Die Maßnahmen der Beklagten waren Gegenstand einer mehrstufigen und in seiner letzten Stufe gerichtsähnlichen Kontrolle durch die G 10-Kommission. Unter Berücksichtigung dieser Rechtskontrolle und in Abwägung mit dem überragenden Interesse der Beklagten an der Erhaltung der Funktions- und Kooperationsfähigkeit der Nachrichtendienste stand der Anspruch des Klägers auf Rechtsschutz gegenüber der öffentlichen Gewalt aus Art. 19 Abs. 4 GG der Annahme der Unzumutbarkeit weiteren Vortrags der Beklagten nicht entgegen. Dies gilt jedenfalls in Fallkonstellationen der vorliegenden Art, in denen Hinweise betroffen sind, die sich auf die Vorbereitung terroristischer Anschläge beziehen und für den Schutz höchster Rechtsgüter, namentlich Leben und Gesundheit der Bevölkerung, von herausragender Bedeutung sind.
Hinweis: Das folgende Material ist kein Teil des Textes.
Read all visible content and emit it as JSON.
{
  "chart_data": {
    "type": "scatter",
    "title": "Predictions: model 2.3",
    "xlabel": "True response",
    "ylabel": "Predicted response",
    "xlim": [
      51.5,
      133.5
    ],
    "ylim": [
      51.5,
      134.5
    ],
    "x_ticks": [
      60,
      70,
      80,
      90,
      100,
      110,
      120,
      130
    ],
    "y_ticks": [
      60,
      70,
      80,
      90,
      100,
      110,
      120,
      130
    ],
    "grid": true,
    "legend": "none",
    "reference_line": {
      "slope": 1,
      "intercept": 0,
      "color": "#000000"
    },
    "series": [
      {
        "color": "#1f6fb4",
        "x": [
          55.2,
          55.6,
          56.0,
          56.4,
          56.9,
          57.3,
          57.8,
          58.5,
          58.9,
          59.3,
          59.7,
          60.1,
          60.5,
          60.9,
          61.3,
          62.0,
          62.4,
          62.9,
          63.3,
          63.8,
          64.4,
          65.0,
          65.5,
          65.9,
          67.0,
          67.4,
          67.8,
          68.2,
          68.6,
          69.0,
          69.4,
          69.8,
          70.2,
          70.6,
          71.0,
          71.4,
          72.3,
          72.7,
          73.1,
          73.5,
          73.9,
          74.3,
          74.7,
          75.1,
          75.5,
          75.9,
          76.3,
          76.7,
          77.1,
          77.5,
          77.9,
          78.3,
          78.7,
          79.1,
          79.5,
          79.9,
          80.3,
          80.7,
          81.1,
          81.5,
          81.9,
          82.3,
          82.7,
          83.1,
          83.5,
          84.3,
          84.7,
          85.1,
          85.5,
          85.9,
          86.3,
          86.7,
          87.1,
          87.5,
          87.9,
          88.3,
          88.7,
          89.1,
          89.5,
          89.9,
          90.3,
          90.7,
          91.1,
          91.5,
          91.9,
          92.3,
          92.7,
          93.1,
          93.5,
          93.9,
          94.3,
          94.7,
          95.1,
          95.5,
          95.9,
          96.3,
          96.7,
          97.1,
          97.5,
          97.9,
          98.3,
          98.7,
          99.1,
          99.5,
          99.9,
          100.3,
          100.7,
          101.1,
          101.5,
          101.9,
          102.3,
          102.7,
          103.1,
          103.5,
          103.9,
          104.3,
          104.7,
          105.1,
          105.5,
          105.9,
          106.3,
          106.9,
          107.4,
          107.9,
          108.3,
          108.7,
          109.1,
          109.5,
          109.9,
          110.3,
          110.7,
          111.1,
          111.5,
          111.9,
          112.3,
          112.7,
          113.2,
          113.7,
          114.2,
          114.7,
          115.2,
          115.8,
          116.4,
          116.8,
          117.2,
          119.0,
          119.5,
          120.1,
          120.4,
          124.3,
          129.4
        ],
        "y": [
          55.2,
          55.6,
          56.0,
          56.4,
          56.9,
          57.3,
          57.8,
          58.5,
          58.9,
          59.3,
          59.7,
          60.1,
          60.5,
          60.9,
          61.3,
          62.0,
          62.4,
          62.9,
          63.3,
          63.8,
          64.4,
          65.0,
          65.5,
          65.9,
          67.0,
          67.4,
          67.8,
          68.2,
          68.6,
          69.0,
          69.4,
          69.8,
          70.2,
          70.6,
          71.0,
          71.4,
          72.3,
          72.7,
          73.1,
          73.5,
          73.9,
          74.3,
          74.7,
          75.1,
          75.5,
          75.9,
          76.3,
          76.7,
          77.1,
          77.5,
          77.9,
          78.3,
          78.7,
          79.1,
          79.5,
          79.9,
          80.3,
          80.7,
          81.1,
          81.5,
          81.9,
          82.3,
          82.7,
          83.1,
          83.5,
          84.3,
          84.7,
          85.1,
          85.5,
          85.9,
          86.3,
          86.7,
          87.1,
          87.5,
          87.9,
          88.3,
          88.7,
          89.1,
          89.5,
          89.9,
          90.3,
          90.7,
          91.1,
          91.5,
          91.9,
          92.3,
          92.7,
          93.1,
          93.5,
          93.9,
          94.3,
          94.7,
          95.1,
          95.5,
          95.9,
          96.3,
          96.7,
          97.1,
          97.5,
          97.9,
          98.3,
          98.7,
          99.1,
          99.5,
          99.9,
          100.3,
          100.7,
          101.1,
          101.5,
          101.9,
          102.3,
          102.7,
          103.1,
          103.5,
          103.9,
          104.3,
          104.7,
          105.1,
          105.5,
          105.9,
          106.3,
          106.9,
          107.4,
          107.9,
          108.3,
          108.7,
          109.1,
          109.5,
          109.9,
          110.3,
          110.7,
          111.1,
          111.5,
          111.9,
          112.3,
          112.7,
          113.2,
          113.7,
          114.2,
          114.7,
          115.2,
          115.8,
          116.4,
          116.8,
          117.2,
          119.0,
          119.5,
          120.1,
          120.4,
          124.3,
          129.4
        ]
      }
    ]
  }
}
Das OLG wird in dem neuen Berufungsverfahren die Gelegenheit haben, auf der Grundlage der Darlegungs- und Beweislast des Klägers dessen Vortrag zur Amtspflichtwidrigkeit tatrichterlich zu würdigen und in diesem Rahmen den Parteien Gelegenheit zu ergänzendem Vortrag zu geben. Die Anschlussrevision des Klägers war, unabhängig von der - in dem neuen Berufungsverfahren zu klärenden - Frage, ob ihm überhaupt dem Grunde nach ein Anspruch gegen die Beklagte zusteht, unbegründet. Die Erwägungen des Berufungsgerichts, mit denen es eine 10.000 € übersteigende Entschädigung verneint hat, war revisionsrechtlich nicht zu beanstanden.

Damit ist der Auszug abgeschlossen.